There was a time when apple pie was something that stood for everything American, everything that we valued as a people. But no matter how ambiguous Don McLean’s 1971 classic, “American Pie” may be, one thing that will never diminish is that McLean’s more than catchy tune encapsulates the happenings of a timeline that spans eleven years, from 1959-70.
“American Pie” is made-up of a lengthy list of historical characters who were among the most important to our nation’s cultural landscape of the time. Don McLean’s classic ballad was clever in a couple of ways.
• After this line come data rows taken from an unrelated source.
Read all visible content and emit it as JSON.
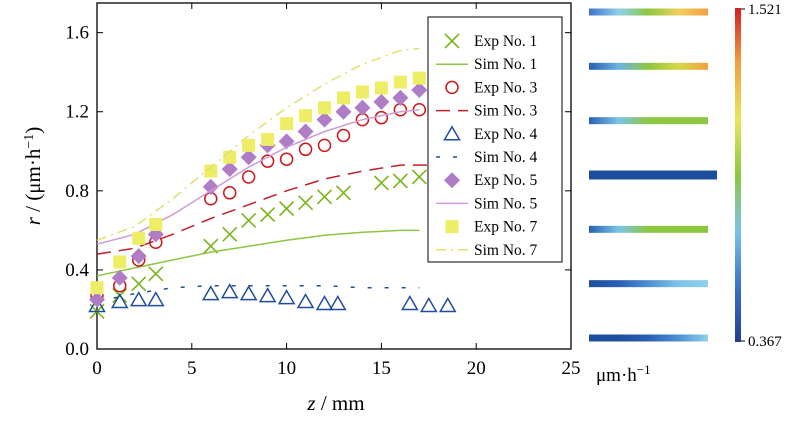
{
  "chart_data": {
    "type": "scatter",
    "xlabel_var": "z",
    "xlabel_unit": " / mm",
    "ylabel_var": "r",
    "ylabel_unit": " / (μm·h",
    "ylabel_exp": "−1",
    "ylabel_close": ")",
    "xlim": [
      0,
      25
    ],
    "ylim": [
      0,
      1.75
    ],
    "x_ticks": [
      0,
      5,
      10,
      15,
      20,
      25
    ],
    "x_tick_labels": [
      "0",
      "5",
      "10",
      "15",
      "20",
      "25"
    ],
    "y_ticks": [
      0,
      0.4,
      0.8,
      1.2,
      1.6
    ],
    "y_tick_labels": [
      "0.0",
      "0.4",
      "0.8",
      "1.2",
      "1.6"
    ],
    "grid": false,
    "legend_position": "top-right",
    "series": [
      {
        "name": "Exp No. 1",
        "kind": "markers",
        "marker": "x",
        "color": "#7ab51d",
        "x": [
          0,
          1.2,
          2.2,
          3.1,
          6,
          7,
          8,
          9,
          10,
          11,
          12,
          13,
          15,
          16,
          17
        ],
        "y": [
          0.19,
          0.27,
          0.33,
          0.38,
          0.52,
          0.58,
          0.65,
          0.68,
          0.71,
          0.74,
          0.77,
          0.79,
          0.84,
          0.85,
          0.87
        ]
      },
      {
        "name": "Sim No. 1",
        "kind": "line",
        "dash": "solid",
        "color": "#8dc63f",
        "x": [
          0,
          2,
          4,
          6,
          8,
          10,
          12,
          14,
          16,
          17
        ],
        "y": [
          0.37,
          0.41,
          0.45,
          0.49,
          0.52,
          0.55,
          0.575,
          0.59,
          0.6,
          0.6
        ]
      },
      {
        "name": "Exp No. 3",
        "kind": "markers",
        "marker": "circle",
        "color": "#cc1818",
        "x": [
          0,
          1.2,
          2.2,
          3.1,
          6,
          7,
          8,
          9,
          10,
          11,
          12,
          13,
          14,
          15,
          16,
          17
        ],
        "y": [
          0.27,
          0.32,
          0.45,
          0.54,
          0.76,
          0.79,
          0.87,
          0.95,
          0.96,
          1.01,
          1.03,
          1.08,
          1.16,
          1.17,
          1.21,
          1.21
        ]
      },
      {
        "name": "Sim No. 3",
        "kind": "line",
        "dash": "long-dash",
        "color": "#c0202a",
        "x": [
          0,
          2,
          4,
          6,
          8,
          10,
          12,
          14,
          16,
          17.5
        ],
        "y": [
          0.48,
          0.51,
          0.58,
          0.66,
          0.73,
          0.8,
          0.86,
          0.9,
          0.93,
          0.93
        ]
      },
      {
        "name": "Exp No. 4",
        "kind": "markers",
        "marker": "triangle",
        "color": "#1f4e9c",
        "x": [
          0,
          1.2,
          2.2,
          3.1,
          6,
          7,
          8,
          9,
          10,
          11,
          12,
          12.7,
          16.5,
          17.5,
          18.5
        ],
        "y": [
          0.22,
          0.24,
          0.25,
          0.25,
          0.28,
          0.29,
          0.28,
          0.27,
          0.26,
          0.24,
          0.23,
          0.23,
          0.23,
          0.22,
          0.22
        ]
      },
      {
        "name": "Sim No. 4",
        "kind": "line",
        "dash": "short-dash",
        "color": "#1f4e9c",
        "x": [
          0,
          2,
          4,
          6,
          8,
          10,
          12,
          14,
          16,
          17
        ],
        "y": [
          0.24,
          0.28,
          0.31,
          0.32,
          0.32,
          0.32,
          0.32,
          0.31,
          0.31,
          0.31
        ]
      },
      {
        "name": "Exp No. 5",
        "kind": "markers",
        "marker": "diamond",
        "color": "#b07cc6",
        "x": [
          0,
          1.2,
          2.2,
          3.1,
          6,
          7,
          8,
          9,
          10,
          11,
          12,
          13,
          14,
          15,
          16,
          17
        ],
        "y": [
          0.25,
          0.36,
          0.47,
          0.58,
          0.82,
          0.91,
          0.97,
          1.03,
          1.05,
          1.1,
          1.16,
          1.2,
          1.22,
          1.25,
          1.27,
          1.31
        ]
      },
      {
        "name": "Sim No. 5",
        "kind": "line",
        "dash": "solid",
        "color": "#cf9ad6",
        "x": [
          0,
          2,
          4,
          6,
          8,
          10,
          12,
          14,
          16,
          17
        ],
        "y": [
          0.53,
          0.58,
          0.68,
          0.8,
          0.92,
          1.02,
          1.1,
          1.16,
          1.2,
          1.21
        ]
      },
      {
        "name": "Exp No. 7",
        "kind": "markers",
        "marker": "square",
        "color": "#eeee66",
        "x": [
          0,
          1.2,
          2.2,
          3.1,
          6,
          7,
          8,
          9,
          10,
          11,
          12,
          13,
          14,
          15,
          16,
          17
        ],
        "y": [
          0.31,
          0.44,
          0.56,
          0.63,
          0.9,
          0.97,
          1.03,
          1.06,
          1.14,
          1.18,
          1.22,
          1.27,
          1.3,
          1.32,
          1.35,
          1.37
        ]
      },
      {
        "name": "Sim No. 7",
        "kind": "line",
        "dash": "dash-dot",
        "color": "#e0e070",
        "x": [
          0,
          2,
          4,
          6,
          8,
          10,
          12,
          14,
          16,
          17
        ],
        "y": [
          0.55,
          0.62,
          0.76,
          0.92,
          1.08,
          1.22,
          1.34,
          1.44,
          1.51,
          1.52
        ]
      }
    ],
    "side_bars": [
      {
        "stops": [
          "#3f73c9",
          "#8fd0ea",
          "#8dc63f",
          "#f0d060",
          "#f2a040"
        ]
      },
      {
        "stops": [
          "#2a5fb5",
          "#6cb3e3",
          "#8dc63f",
          "#d6d94a",
          "#f2a040"
        ]
      },
      {
        "stops": [
          "#2a5fb5",
          "#7cc4e7",
          "#8dc63f",
          "#8dc63f",
          "#8dc63f"
        ]
      },
      {
        "stops": [
          "#1f4e9c",
          "#1f4e9c",
          "#1f4e9c",
          "#1f4e9c",
          "#1f4e9c"
        ]
      },
      {
        "stops": [
          "#2a5fb5",
          "#7cc4e7",
          "#8dc63f",
          "#8dc63f",
          "#8dc63f"
        ]
      },
      {
        "stops": [
          "#1f4e9c",
          "#2a5fb5",
          "#4f8fd3",
          "#7cc4e7",
          "#8fd0ea"
        ]
      },
      {
        "stops": [
          "#1f4e9c",
          "#1f4e9c",
          "#2a5fb5",
          "#4f8fd3",
          "#8fd0ea"
        ]
      }
    ],
    "colorbar": {
      "max_label": "1.521",
      "min_label": "0.367",
      "stops": [
        "#1f3e8f",
        "#3a73c8",
        "#7cc4e7",
        "#8dc63f",
        "#e8e85a",
        "#f2a040",
        "#d42020"
      ]
    },
    "unit_prefix": "μm·h",
    "unit_exp": "−1"
  }
}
First, by starting its timeline at the death of Buddy Holly, and second by celebrating an unlikely pair of heroes, none other than a “pink carnation and a pickup truck.”
More than just a great tune that everyone can pretty much memorize verbatim, “American Pie” is not a musical composition that celebrates “normal” people; McLean’s patriotic, yet bitter-sweet ballad is one that sings of the players and events who helped to shape America.
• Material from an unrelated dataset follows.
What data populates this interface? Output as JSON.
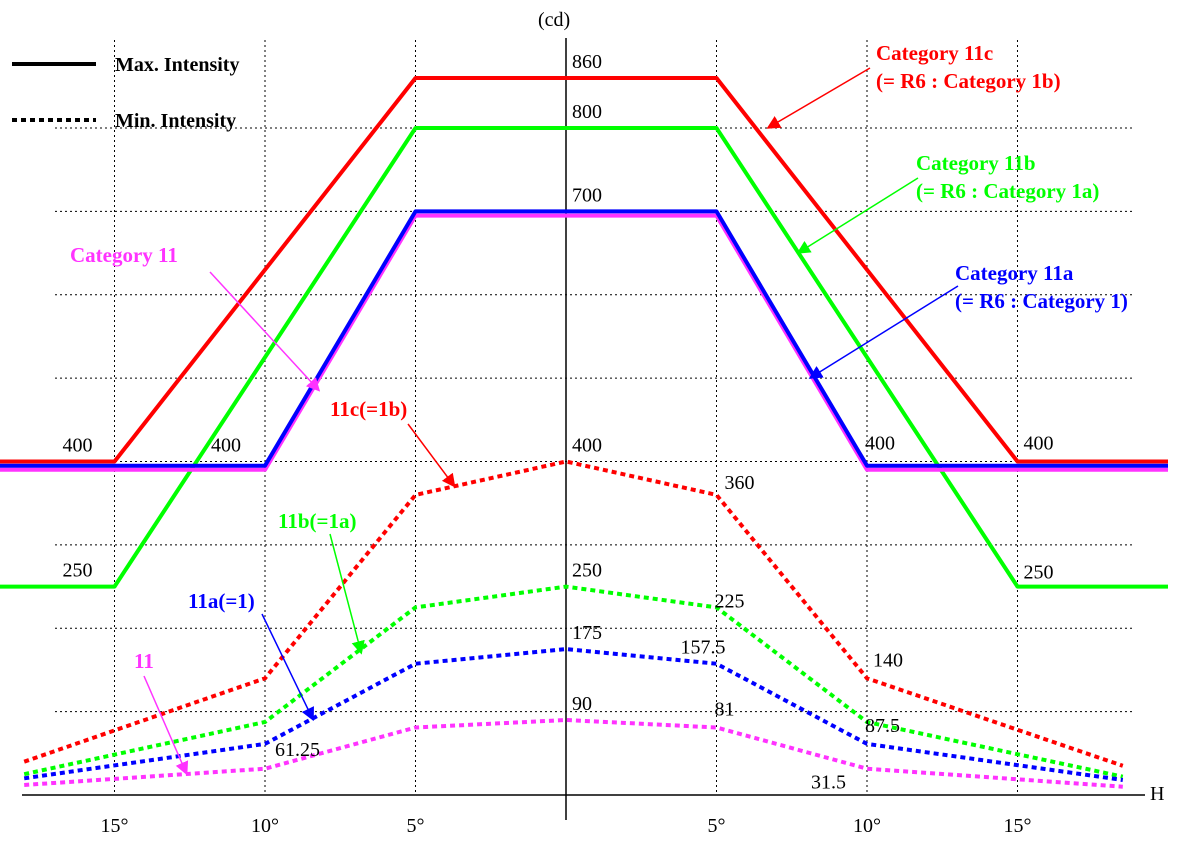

Chevy trucks have been sung about nearly as often as the great, muscle classics that were their contemporaries. The truth of the matter though, is that without trucks most of us wouldn’t be able to wear clothes every day, let alone drink clean water and eat a decent meal.
Bruce Springsteen and Paul Revere may have done the world of Bowtie muscle justice, by writing two of the greatest songs ever composed about the Chevelle SS of the mid-to-late ’60s. But drag racing doesn’t feed mouths as much as it does provide an adrenaline shot, and you can guess which is the more important of the two.
Trucks–whether you love or hate ’em–are our nation’s most important vehicles. It’s no wonder then, that “American Pie” celebrates the important vehicles, along with the important people who relied and continue to rely on their services!